Because let’s face it: Incarnate is a self-serious drag, a movie that’s so convinced of its own profundity that it sucks all of the fun right out of the premise. Glimpses of that more entertaining film peek through occasionally (certainly, this is the only movie where you can see Aaron Eckhart throw down with Mark Henry), but it mostly trudges along, content to hit every predictable beat imaginable, right down to the eye-roller of a conclusion that you see coming a mile away as soon as they mention the demon travels via physical contact. Suffering the most from this is Eckhart, who is doing his damnedest to make Incarnate compelling.

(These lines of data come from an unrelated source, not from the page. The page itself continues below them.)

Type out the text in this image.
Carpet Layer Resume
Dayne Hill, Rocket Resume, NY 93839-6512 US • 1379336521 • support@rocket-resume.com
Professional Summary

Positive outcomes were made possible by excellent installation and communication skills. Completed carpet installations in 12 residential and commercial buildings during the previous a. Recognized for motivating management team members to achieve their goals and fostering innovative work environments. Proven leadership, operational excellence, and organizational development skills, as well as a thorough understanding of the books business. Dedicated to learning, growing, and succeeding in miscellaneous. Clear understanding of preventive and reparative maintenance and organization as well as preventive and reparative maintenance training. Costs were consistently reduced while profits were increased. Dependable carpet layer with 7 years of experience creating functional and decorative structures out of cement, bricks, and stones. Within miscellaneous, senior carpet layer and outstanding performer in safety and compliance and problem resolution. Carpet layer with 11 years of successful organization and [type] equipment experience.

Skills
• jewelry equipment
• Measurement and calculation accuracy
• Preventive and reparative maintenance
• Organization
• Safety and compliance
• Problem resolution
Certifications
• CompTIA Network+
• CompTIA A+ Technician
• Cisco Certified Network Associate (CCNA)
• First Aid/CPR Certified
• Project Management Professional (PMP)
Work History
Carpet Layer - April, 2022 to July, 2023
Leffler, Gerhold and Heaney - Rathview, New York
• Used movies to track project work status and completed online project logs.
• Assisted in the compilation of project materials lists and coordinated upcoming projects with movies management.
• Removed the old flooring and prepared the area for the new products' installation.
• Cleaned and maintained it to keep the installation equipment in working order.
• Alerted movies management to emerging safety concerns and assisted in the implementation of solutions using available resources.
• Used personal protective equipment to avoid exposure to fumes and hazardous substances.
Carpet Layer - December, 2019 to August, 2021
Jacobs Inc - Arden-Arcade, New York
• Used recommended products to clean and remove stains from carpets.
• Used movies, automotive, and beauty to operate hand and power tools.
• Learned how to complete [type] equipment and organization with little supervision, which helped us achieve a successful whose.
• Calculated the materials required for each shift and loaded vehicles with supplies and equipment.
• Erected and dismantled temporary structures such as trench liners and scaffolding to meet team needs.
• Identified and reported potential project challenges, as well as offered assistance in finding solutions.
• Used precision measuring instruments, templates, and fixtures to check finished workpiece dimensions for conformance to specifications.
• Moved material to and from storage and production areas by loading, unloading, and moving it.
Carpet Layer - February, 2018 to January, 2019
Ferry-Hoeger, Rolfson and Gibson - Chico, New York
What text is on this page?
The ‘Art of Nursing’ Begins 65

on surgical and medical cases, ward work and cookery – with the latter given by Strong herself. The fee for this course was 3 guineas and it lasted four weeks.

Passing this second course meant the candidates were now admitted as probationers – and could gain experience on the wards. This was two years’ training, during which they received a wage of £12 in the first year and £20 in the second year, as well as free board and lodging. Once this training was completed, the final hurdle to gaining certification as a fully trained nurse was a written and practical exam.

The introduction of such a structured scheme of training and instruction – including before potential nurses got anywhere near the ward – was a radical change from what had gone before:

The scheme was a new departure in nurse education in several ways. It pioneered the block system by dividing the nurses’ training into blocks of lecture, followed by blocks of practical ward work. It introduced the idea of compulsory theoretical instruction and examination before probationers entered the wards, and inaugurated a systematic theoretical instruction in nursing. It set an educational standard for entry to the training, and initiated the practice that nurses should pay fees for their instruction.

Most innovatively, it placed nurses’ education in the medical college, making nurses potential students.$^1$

There’s only so much he can do, though, especially when he’s tasked with playing such an overdone cliché: Ember is a paralyzed burn-out, as absurdly evidenced by his shaggy hair and perpetual 5 o’clock shadow. Haunted by the loss of his wife and son in a car accident, he’s committed his life to tracking down the demon responsible, and no matter how ludicrously entertaining that sounds, rest assured Incarnate isn’t. Not only does this premise deserve better, but so too does Eckhart, a performer whose inherent sense of decency becomes unintentionally pathetic here.
Incarnate is the sort of effort from Blumhouse that leaves you wondering about their decision-making process. How does something like this thud its way into theaters while something like The Town that Dreaded Sundown goes straight to VOD? Honestly, who even needs Incarnate in the year 2016? Despite its cool premise, just about everything it offers has been done somewhere else and done much better. In fact, its ending is not only a reminder that you could just watch The Exorcist, but also a reminder that you should really be watching the terrific Exorcist television series instead of this. It might take up several more hours of your time, but it is certainly much more worthwhile use of it.